Why all the fuss about aioli? So-called experts say that any aioli not whipped together by hand is not worth eating. Humbug! A good machine-made aioli is better than pretty much anything you will find in a store and as good as or better than most of what you will find prepared by restaurants, cafés and the like. Aioli is unbeatable with vegetables, fish, meats, as a dip, on bread … wait, let´s just say that aioli isn´t that great with dessert, but otherwise good to go!
The following recipe is foolproof. I have made this aioli over and over and I´ve watched cooking students make it hundreds of times. I have only seen it botched a couple of times, only because the ones making it just didn´t care about life.
A blender is my weapon of choice for making aioli though a food processor will also work. Writing on a computer does enough damage to our wrists. Why make matters worse by attempting a hand-whipped aioli that very well might not work?
The ingredients are simple: egg, lemon, vinegar, mustard, garlic, oil, salt and pepper. A neutral oil is a must. Make this baby with extra virgin olive oil and you´re in for a big surprise. I use black pepper but white is fine, especially for those of you whose OCD won´t let you use black pepper in a white (or in this case off-white) sauce. My version of OCD doesn´t mind the pepper but insists on a bit more lemon juice when the aioli is finished. I love that sharp garlicky taste when it´s backed up by that sharp lemony taste.
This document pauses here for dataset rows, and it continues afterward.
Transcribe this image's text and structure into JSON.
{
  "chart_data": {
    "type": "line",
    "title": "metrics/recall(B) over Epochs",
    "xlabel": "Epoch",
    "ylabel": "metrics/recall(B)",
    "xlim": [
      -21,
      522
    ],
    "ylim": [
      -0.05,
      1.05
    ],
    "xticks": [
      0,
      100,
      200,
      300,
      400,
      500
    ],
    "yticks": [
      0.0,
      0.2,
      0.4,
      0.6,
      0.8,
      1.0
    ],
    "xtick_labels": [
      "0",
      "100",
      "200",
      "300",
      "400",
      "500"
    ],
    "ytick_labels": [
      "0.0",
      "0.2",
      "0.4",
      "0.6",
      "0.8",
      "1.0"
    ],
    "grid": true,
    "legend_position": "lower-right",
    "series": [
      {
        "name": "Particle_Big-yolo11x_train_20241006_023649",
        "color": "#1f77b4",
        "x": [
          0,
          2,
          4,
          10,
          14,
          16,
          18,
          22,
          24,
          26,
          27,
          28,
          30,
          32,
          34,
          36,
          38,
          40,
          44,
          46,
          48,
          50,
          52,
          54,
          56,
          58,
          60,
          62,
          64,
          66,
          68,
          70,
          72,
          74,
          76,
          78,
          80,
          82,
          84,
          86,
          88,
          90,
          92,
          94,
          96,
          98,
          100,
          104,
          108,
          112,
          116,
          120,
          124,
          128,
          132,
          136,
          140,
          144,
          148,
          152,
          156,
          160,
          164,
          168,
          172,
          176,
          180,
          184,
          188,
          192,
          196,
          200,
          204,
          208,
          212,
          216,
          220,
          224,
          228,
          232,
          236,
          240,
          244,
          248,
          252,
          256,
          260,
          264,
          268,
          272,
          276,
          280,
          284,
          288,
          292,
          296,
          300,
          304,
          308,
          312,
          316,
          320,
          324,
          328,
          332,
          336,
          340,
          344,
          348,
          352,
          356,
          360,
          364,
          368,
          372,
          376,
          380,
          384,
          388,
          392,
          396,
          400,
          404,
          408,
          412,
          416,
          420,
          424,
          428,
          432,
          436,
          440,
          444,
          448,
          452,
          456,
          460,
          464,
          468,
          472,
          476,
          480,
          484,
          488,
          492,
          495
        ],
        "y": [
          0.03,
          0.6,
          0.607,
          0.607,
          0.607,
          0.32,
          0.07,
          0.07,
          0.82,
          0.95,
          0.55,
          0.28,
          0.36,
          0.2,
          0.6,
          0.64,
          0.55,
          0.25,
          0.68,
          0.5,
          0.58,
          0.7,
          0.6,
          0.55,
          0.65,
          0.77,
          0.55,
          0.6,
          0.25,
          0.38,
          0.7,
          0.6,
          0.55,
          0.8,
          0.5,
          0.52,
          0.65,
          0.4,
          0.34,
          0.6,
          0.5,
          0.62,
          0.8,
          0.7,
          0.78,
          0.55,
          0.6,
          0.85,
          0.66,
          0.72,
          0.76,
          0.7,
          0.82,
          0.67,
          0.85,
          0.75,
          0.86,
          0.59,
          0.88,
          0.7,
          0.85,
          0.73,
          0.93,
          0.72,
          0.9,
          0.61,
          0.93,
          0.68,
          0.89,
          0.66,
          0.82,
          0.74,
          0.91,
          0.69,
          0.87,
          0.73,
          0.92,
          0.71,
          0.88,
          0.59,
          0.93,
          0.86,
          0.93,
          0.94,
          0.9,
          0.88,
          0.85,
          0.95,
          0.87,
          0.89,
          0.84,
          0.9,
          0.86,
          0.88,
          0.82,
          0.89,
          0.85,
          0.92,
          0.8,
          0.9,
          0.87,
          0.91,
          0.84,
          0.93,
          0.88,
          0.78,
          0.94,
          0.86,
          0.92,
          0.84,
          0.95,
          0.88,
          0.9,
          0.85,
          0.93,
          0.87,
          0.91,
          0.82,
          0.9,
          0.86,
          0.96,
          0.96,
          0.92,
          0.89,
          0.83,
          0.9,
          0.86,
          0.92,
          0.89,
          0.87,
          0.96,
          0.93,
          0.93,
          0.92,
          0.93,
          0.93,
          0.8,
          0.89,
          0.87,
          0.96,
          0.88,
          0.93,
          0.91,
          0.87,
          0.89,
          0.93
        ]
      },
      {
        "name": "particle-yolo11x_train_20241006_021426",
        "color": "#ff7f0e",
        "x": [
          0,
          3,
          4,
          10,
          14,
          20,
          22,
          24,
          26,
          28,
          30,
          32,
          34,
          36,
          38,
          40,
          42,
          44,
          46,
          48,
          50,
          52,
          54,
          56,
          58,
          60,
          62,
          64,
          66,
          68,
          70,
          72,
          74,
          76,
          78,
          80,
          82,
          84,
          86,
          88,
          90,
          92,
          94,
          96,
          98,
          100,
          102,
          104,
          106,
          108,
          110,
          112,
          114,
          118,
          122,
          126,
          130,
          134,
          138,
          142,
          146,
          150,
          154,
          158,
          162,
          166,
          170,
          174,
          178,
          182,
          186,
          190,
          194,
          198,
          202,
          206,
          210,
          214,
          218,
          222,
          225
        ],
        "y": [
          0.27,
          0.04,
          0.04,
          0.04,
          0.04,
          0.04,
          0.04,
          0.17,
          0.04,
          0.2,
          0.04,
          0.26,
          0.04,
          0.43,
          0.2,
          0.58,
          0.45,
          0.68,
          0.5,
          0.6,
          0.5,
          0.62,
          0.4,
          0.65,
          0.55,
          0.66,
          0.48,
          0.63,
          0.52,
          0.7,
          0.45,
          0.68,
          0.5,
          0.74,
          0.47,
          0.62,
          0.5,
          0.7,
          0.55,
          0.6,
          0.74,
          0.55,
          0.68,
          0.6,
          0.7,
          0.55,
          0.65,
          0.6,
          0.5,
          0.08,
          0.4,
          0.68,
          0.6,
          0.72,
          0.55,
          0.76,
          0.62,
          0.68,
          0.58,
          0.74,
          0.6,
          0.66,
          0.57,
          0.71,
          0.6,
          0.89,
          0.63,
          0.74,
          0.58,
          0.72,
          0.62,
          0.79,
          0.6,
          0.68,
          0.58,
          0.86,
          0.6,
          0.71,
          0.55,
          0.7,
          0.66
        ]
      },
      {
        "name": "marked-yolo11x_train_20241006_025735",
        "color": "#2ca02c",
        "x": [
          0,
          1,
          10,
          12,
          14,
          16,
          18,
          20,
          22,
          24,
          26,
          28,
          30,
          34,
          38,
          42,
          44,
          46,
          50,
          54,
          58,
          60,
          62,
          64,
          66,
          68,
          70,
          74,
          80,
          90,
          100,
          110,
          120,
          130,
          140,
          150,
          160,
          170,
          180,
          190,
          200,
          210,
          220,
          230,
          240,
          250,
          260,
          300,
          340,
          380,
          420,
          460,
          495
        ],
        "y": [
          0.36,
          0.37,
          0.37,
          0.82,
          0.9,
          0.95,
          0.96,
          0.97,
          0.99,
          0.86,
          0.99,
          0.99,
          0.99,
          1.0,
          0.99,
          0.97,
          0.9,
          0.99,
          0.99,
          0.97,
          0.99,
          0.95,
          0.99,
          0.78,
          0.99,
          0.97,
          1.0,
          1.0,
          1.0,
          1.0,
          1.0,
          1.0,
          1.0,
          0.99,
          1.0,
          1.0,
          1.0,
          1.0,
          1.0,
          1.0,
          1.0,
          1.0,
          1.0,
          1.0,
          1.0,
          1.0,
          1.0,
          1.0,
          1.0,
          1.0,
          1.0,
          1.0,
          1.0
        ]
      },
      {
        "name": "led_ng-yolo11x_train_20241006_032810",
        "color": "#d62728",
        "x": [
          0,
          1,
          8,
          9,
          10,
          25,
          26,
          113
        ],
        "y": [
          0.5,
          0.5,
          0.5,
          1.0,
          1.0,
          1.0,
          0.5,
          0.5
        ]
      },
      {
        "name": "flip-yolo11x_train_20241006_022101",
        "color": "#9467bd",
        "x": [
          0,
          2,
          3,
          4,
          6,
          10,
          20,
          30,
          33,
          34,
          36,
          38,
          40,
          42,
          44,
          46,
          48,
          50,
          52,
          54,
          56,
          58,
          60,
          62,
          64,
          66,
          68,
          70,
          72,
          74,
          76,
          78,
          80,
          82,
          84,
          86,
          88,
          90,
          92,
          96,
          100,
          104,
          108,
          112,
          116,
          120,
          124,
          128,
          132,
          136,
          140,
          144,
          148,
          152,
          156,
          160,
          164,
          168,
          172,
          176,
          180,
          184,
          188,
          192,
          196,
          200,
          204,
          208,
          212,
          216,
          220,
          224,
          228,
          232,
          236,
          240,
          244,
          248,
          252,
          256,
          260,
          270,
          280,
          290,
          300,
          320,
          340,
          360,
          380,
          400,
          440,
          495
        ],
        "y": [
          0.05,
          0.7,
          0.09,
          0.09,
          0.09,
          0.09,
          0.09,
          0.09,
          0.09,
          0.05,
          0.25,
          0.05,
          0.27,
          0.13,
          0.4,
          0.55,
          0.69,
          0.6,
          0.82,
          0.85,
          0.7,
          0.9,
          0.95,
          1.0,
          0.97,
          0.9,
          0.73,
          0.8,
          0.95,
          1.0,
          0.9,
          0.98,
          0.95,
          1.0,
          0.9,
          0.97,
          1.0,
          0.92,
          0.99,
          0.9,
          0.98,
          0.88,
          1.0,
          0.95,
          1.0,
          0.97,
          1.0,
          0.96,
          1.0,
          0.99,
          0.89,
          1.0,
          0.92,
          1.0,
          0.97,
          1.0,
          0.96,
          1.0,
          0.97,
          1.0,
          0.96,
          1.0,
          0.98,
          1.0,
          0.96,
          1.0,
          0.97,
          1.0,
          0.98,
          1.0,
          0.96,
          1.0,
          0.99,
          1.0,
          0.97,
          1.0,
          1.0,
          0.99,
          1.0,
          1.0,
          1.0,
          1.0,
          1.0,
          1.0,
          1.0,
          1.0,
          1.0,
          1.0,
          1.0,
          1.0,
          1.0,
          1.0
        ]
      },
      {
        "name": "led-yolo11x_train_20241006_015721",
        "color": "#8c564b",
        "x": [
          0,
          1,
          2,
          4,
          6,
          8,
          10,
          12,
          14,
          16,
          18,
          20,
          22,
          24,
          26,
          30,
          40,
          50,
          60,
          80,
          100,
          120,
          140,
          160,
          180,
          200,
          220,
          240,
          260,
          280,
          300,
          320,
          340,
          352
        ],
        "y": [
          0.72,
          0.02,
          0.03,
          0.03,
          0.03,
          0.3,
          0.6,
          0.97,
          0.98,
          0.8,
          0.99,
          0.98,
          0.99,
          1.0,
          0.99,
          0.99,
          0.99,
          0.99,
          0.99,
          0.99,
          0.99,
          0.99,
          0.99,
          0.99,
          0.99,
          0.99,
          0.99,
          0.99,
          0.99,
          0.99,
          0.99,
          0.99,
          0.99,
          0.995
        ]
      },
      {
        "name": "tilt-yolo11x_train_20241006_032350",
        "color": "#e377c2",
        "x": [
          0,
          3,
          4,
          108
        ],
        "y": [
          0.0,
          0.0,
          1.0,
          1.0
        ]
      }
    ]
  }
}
One last thing: Don´t double this recipe. It can still work but usually not. If you need more aioli just repeat the recipe after washing and drying your blender.
One more last thing: Drop the garlic and you´ve got majones. Add some finely-chopped herbs (favorites are tarragon and parsley) and you´ve got an herb aioli. You can also add chiles (or even easier hot sauce) if you like. And yes, you will like.
3 ss presset sitronsaft
1 ts hvitvinseddik
2 ts Dijon-sennep
en klype salt
4-5 hvitløkfedd, hakket
4 dl solsikkeolje
salt og kvernet pepper
1. Ha sitronsaft, eddik, sennep, salt og hvitløk i en blender. Kjør til blandingen har en passe jevn konsistens.
2. Ha i egget og eggeplommen mens maskinen fortsatt går.
3. Spe på med oljen i en tynn stråle til aiolien har tyknet.
4. Smak til med salt og pepper, ev. litt mer sitronsaft.
3 Tbs freshly-squeezed lemon juice
1 ts white wine vinegar
2 ts Dijon mustard
a pinch of salt
4-5 garlic cloves, chopped
1 egg yolk
1 3/4 c sunflower oil
salt and freshly-ground pepper
1. Put the lemon juice, vinegar, mustard, pinch of salt and garlic in the blender. Purée until you have a fairly smooth mixture.
2. Add the egg and the egg yolk while the blender is still running.
3. Add the oil in a slow stream as the aioli thickens.
4. Season with salt and pepper and (most likely) a bit more lemon juice.